Published by the Students of Johns Hopkins since 1896
May 4, 2024

T.V. producer speaks on legal awareness

By Sarah Williams | November 17, 2005

On any given Tuesday night, detectives Elliot Stabler and Olivia Benson light up the television screens of more than 10 million American households as they catch serial rapists, find abandoned children and rescue women from the hands of con-artists.

This fictional crime fighting team on NBC's Law and Order: SVU, however, does more than simply provide entertainment for its audience.

Last Tuesday, Neal Baer, the executive producer of Law and Order: SVU and former executive producer of the hit television series ER, spoke at Johns Hopkins as part of the Milton S. Eisenhower Symposium.

The MSE Symposium is a 37-year-old lecture series that this year centers on the changing nature of American media.

Baer's lecture focused on the relationship between Hollywood and medicine and how Law and Order: SVU is a vehicle for increasing medical and legal awareness.

For him, the link between Hollywood and medicine is pure storytelling. "Storytelling and medicine are passions that are inextricably linked in my life," he told the audience on Tuesday. "To be a good doctor, I believe, requires one to be a very good storyteller."

Baer, who attended the American Film Institute before he went to Harvard Medical School, has clearly mastered the art of storytelling. And storytelling, he said, has let him empathize with patients better, be a better listener, and ask good questions.

While storytelling has allowed him to be a better doctor, the relationship is not unidirectional. In his third year at Beth Israel Hospital in Boston, Baer had a curious case that taught him a little bit about storytelling. The patient, a seemingly healthy man who was admitted for chest pains, later turned out to have leukemia. The complexity of the man's disease and the importance of learning his case history led Baer to see parallels with storytelling.

"He taught me to tell stories with depth and detail, to look for twists and turns that can reveal stunning answers."

Once Baer realized how close storytelling and medicine were, the leap to Hollywood was not far. Now, Baer is adamant about the fact that more doctors should do what he does: spread awareness through the media.

"I believe our duties as physicians do not lie only in the operating room," he said Tuesday. "Can our patients' stories increase public awareness?" he rhetorically asked the audience. "I believe they can."

According to a 2001 poll of ER viewers conducted by the Kaiser Family Foundation, Baer has certainly done a good job spreading awareness.

The Kaiser poll showed that before an ER episode focusing on the link between human papilloma virus (HPV) and cervical cancer, only nine percent of ER viewers could give the correct definition of HPV, while, after the episode aired, 28 percent could define it.

Themes he mentioned on Tuesday night that have been presented in his shows included organ shortages, sexually transmitted diseases in teenagers, methamphetamine abuse in gay communities and stem cell research.

When Baer hears about a timely medical topic that interests him, he writes a show about it.

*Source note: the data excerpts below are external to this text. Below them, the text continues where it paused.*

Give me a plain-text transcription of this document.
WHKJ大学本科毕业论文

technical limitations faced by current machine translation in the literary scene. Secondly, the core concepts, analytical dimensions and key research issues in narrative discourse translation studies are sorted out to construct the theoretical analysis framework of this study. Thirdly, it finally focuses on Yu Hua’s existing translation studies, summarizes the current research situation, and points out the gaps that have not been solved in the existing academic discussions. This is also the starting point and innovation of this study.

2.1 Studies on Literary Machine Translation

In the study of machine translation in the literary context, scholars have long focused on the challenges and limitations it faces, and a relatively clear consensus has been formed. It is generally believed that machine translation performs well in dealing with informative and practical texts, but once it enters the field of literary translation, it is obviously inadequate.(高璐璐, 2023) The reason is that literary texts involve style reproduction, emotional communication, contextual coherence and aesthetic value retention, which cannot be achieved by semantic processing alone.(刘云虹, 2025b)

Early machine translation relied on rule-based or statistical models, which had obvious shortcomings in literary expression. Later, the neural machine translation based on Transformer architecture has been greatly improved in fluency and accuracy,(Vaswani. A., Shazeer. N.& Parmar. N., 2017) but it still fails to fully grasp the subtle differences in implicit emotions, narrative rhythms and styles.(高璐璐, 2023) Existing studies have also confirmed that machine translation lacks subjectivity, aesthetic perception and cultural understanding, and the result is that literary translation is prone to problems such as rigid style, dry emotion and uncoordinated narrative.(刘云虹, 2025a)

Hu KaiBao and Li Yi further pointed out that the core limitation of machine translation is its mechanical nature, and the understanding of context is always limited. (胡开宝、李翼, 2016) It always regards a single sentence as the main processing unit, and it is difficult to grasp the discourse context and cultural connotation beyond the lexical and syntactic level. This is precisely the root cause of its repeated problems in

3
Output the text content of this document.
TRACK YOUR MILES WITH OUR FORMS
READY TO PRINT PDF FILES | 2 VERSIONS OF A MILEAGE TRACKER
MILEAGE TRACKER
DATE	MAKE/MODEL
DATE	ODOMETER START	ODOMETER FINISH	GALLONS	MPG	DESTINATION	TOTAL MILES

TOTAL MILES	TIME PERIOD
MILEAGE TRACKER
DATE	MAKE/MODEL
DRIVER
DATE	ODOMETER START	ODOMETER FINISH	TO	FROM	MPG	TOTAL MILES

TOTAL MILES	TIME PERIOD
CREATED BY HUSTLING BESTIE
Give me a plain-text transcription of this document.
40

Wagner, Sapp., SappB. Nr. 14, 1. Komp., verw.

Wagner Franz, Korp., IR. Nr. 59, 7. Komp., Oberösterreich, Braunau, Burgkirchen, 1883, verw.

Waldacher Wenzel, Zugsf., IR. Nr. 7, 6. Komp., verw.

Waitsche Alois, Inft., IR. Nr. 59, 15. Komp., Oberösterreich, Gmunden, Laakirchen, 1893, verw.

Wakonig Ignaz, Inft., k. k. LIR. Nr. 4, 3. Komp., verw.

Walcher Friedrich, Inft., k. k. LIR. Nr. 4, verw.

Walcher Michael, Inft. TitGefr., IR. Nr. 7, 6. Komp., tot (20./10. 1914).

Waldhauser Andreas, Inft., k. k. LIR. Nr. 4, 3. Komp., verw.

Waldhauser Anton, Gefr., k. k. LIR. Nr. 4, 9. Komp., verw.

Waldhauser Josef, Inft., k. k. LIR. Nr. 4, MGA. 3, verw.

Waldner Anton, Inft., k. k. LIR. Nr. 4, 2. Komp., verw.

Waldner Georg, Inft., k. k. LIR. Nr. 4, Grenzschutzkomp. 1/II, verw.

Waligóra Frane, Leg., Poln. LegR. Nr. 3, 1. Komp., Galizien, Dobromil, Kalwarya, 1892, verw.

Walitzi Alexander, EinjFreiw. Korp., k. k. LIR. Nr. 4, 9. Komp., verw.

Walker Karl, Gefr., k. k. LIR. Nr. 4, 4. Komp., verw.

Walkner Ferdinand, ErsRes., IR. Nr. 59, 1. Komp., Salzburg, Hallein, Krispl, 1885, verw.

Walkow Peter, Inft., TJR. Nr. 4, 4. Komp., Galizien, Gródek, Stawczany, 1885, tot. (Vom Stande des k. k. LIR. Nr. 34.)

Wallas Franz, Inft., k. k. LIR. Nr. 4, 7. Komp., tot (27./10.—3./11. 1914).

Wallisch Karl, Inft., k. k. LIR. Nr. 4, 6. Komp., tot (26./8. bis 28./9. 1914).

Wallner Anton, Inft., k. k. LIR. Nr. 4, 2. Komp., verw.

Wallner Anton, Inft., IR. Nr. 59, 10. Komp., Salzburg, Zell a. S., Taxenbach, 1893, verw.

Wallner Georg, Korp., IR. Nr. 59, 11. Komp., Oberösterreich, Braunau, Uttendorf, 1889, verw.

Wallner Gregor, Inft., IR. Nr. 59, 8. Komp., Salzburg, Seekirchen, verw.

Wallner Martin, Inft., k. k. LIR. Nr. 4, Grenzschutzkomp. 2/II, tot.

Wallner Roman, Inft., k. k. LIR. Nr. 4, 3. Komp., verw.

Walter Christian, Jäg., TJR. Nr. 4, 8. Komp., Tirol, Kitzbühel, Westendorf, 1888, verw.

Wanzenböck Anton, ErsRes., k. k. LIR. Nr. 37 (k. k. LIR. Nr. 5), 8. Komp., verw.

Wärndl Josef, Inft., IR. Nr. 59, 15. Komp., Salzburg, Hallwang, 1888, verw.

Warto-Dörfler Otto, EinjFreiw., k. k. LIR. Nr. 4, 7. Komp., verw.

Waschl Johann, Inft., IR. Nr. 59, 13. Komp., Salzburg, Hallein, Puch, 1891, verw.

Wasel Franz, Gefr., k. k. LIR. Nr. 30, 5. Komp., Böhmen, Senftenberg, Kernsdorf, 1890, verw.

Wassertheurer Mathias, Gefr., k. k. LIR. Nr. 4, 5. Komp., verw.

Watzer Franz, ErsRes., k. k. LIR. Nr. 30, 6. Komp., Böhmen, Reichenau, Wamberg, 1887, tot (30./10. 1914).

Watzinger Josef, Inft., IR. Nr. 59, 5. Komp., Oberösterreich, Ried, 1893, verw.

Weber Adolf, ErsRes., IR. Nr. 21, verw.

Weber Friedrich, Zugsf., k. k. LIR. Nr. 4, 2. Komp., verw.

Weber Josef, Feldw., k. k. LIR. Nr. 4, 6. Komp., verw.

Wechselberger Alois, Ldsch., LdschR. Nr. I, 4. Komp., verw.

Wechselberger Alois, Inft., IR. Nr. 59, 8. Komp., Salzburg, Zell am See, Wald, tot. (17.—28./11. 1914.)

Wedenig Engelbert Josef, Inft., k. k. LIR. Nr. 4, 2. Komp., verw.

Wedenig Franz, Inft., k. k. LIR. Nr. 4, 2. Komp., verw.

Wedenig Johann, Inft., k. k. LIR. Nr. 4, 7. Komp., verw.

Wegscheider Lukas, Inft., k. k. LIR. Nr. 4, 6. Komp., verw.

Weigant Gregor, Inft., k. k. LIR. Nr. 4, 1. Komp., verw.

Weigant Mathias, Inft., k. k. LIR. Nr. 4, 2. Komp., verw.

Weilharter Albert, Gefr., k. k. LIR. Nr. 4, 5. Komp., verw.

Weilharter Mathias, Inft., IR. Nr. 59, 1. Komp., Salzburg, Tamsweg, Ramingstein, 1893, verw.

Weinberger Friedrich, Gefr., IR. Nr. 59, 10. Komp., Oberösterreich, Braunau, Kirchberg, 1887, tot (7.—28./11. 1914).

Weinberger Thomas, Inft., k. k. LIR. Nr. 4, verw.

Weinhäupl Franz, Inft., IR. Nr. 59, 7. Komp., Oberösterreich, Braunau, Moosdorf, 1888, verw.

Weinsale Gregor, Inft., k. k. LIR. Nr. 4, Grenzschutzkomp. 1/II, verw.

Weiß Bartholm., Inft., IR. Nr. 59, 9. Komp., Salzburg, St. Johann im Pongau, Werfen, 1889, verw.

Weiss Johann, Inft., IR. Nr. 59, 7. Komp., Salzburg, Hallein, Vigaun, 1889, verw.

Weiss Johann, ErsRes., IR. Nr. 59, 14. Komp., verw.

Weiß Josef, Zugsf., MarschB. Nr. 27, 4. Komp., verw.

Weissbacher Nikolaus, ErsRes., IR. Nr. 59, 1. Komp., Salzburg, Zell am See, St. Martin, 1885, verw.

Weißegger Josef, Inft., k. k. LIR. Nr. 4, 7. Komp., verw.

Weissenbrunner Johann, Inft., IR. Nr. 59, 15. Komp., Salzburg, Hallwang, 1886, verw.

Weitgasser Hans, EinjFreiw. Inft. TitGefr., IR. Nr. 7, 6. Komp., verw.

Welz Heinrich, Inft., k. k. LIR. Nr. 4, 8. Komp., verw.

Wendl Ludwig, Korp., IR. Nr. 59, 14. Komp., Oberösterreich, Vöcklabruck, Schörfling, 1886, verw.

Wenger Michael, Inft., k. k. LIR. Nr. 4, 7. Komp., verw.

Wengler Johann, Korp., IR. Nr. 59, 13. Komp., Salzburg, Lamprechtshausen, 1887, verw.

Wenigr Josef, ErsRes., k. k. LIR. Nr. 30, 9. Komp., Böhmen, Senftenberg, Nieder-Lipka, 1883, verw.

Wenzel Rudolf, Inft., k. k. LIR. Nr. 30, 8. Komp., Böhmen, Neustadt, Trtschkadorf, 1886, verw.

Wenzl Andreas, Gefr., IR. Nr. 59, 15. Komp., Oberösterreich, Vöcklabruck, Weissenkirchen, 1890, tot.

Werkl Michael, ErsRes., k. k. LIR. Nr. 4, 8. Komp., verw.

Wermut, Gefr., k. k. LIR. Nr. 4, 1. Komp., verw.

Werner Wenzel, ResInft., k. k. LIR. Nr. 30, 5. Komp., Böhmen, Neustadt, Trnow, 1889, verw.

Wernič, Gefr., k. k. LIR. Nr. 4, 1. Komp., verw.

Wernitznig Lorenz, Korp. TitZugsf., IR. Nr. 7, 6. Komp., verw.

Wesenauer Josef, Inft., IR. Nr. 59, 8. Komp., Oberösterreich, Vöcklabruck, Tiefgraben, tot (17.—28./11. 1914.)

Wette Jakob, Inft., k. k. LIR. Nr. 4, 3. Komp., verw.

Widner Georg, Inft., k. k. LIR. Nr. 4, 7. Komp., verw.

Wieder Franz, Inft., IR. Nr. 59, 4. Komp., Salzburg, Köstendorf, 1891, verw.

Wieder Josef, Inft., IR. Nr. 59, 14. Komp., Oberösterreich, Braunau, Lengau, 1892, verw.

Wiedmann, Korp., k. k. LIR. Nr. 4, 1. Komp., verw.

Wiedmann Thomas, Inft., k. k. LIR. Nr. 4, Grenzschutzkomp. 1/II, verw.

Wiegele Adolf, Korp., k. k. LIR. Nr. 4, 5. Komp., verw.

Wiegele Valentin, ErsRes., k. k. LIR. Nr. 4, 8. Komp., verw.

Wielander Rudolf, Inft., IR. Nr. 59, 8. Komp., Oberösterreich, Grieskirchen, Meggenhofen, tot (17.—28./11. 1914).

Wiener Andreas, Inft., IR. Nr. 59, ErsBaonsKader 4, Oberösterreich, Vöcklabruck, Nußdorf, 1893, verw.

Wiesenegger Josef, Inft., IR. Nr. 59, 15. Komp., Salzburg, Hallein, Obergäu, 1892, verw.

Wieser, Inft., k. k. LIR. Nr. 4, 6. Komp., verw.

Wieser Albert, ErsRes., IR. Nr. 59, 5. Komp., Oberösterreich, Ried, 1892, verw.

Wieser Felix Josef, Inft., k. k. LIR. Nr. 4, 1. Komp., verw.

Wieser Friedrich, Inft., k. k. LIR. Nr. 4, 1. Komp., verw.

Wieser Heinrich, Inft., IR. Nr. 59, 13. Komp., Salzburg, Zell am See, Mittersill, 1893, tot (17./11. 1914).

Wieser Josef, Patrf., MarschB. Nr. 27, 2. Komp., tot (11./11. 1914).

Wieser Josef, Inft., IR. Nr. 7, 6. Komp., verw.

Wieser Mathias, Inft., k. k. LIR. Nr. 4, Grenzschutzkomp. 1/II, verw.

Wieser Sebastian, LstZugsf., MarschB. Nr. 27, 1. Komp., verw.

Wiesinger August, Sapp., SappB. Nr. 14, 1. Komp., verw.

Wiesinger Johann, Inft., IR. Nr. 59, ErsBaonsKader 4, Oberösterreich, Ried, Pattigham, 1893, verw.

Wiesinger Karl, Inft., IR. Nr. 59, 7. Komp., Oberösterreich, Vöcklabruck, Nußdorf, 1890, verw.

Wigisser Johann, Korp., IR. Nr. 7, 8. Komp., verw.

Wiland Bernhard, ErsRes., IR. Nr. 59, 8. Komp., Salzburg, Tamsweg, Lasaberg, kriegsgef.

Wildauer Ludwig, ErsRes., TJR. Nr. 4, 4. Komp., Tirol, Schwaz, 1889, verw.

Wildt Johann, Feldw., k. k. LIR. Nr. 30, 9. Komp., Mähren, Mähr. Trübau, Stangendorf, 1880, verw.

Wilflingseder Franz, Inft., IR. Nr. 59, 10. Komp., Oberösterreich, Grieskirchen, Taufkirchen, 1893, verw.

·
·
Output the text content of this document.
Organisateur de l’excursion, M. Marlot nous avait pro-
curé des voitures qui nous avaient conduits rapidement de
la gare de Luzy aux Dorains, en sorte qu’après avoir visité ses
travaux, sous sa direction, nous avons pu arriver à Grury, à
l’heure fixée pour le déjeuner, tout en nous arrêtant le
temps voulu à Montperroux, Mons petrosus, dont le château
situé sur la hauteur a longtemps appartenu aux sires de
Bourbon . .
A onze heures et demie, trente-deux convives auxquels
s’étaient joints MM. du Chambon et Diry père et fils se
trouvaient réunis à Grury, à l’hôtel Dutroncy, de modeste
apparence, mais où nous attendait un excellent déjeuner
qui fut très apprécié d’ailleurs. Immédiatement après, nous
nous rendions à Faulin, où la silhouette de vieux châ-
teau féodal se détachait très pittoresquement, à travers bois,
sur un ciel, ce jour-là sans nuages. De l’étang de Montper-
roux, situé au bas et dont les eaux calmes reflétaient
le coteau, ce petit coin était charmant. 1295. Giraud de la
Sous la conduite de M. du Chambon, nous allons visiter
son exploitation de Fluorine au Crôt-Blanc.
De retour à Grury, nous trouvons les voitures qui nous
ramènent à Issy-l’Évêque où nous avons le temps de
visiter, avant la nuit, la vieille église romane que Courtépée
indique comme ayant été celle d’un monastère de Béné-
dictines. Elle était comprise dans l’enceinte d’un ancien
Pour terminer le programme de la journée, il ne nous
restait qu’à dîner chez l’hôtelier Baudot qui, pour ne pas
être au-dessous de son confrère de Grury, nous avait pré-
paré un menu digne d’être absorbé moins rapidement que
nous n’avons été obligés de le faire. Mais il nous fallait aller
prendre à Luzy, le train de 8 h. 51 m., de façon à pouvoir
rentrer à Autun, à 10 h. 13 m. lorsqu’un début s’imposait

For example, a nationally renowned scientist recently told him about a study published last May in the journal Science suggesting that violence is contagious, like an infectious disease. The wheels in Baer's head started churning and the story that resulted will be airing on Law and Order: SVU a few weeks from now.

Critics of crime and medical dramas like ER, Law and Order and CSI are quick to point out that these shows, while providing some real medical or legal information, are also full of scenes and situations which would never arise in a real hospital, courtroom or crime scene.

For example, medical dramas often show interns tentatively helping perform surgeries on their first day in the hospital, an unrealistic situation that could scare real-life patients away from surgery.

Baer, however, does his best to present reality. "I don't think about educating, and I don't think about entertaining," he said. "I think about telling good stories."

"Each of you has a private story to tell," he said. "A story that has gripped you, changed the way you view the world, moved you to tears. Use your own life to change the world."